The triangle ABC has incenter I. A circle lies inside the circumcircle and touches it. It also touches the sides CA, BC at D, E respectively. Show that I is the midpoint of DE.

Solution

Let the line through I perpendicular to CI meet The sides CA, CB of the triangle at D', E'. Let the perpendiculars from I,D' meet CB at X,Y. Then by symmetry I is the midpoint of D'E'. Triangles IE'X, D'E'Y are similar, so D'Y = 2 IE' = 2r. Hence CD' = 2r/sin C = rs/(½s sin C) = (area ABC)/(½s sin C) = (½ab sin C)/(½s sin C) = ab/s. So it is sufficient to show that CD (and CE) = ab/s.

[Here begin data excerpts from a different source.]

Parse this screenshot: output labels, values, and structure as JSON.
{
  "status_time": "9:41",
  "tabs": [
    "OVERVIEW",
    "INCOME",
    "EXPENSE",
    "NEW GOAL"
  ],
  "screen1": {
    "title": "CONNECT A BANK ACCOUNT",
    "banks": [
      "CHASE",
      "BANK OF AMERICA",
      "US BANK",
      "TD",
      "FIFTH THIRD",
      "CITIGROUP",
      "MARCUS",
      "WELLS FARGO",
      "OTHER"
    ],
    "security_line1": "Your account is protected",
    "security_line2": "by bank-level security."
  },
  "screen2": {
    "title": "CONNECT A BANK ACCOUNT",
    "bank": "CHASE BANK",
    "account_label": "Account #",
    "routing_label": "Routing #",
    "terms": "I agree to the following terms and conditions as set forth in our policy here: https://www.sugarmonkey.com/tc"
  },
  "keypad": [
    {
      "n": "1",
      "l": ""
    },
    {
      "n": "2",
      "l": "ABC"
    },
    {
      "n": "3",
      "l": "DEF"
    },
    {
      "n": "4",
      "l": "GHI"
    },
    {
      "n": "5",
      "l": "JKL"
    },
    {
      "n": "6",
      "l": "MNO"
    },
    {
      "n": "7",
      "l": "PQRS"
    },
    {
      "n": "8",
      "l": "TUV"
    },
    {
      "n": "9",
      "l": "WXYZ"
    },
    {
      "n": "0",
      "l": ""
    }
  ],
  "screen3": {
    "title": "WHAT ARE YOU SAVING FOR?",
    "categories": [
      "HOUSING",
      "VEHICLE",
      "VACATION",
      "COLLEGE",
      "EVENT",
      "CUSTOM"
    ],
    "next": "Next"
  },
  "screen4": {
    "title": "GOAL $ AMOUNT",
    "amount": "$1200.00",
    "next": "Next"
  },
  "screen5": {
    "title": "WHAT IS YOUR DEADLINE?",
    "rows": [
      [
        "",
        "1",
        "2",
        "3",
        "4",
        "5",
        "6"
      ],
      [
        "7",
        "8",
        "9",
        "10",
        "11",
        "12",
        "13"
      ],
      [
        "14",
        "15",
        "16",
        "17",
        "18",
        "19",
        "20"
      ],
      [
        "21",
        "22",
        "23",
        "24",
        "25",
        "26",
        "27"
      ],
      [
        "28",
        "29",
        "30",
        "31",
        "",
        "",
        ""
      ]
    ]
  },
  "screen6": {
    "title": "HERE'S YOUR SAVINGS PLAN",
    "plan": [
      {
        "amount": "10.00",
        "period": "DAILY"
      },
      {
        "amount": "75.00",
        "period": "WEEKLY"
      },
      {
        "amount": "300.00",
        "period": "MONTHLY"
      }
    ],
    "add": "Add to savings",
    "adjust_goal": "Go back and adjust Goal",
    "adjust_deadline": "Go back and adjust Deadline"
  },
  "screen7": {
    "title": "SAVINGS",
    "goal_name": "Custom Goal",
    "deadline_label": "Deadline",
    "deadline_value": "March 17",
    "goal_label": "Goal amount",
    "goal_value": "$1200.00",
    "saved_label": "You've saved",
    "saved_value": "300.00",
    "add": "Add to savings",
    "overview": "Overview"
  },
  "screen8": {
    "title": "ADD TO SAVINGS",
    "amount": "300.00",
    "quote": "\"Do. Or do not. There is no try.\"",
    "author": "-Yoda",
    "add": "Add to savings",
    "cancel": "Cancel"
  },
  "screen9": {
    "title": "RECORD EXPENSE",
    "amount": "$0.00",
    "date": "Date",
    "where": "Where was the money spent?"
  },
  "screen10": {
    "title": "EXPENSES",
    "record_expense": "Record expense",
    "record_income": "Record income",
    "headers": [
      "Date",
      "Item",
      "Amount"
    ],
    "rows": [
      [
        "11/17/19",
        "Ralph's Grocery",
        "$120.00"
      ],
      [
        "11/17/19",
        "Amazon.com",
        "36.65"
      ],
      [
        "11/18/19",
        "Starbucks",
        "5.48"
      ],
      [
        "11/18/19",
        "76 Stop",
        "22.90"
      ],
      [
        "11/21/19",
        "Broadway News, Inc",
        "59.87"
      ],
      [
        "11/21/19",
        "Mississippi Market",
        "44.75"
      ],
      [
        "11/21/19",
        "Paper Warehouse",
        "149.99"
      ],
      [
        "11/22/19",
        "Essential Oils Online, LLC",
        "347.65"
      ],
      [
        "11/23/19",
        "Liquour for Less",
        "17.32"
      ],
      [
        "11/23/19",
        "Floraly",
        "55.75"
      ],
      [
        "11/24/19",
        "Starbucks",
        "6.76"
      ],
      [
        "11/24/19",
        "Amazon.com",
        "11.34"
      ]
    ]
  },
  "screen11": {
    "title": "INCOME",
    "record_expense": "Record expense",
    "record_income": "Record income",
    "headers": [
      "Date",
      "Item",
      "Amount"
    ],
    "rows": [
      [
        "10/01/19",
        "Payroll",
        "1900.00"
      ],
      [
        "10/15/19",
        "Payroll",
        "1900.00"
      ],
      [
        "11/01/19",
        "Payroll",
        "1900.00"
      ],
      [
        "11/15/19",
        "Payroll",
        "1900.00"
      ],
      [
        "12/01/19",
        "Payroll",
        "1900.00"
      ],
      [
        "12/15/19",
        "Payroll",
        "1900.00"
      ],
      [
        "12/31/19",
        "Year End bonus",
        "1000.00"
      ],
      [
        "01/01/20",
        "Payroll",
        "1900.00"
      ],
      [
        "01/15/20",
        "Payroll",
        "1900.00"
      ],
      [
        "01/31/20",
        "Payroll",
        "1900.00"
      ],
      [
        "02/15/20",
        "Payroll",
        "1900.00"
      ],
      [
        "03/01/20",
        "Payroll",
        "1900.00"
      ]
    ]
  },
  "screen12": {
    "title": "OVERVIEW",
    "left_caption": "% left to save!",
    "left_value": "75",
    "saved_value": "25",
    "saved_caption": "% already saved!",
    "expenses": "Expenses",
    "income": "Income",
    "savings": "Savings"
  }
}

Invert wrt C so that a point a distance k from C goes to the point on the same line a distance ab/k from C. Then A goes to A' on the line CA with A'C = a, B goes to B' on the line CB with B'C = b, so ABC and B'A'C are congruent. The circumcircle goes to the line A'B'. Now the other circle touches the lines CA, CB and the circumcircle, so it goes to a circle which touches the lines CA', CB' and A'B'. But it lies on the opposite side of A'B' to C, so it becomes the excircle of A'B'C opposite C. Suppose D goes to D" under the inversion.

Let A'D" = x. Then chasing equal tangents, we get a + x = b + c - x, so x = s-a. Hence CD" = s. So CD = ab/s, as required. Similarly for CE.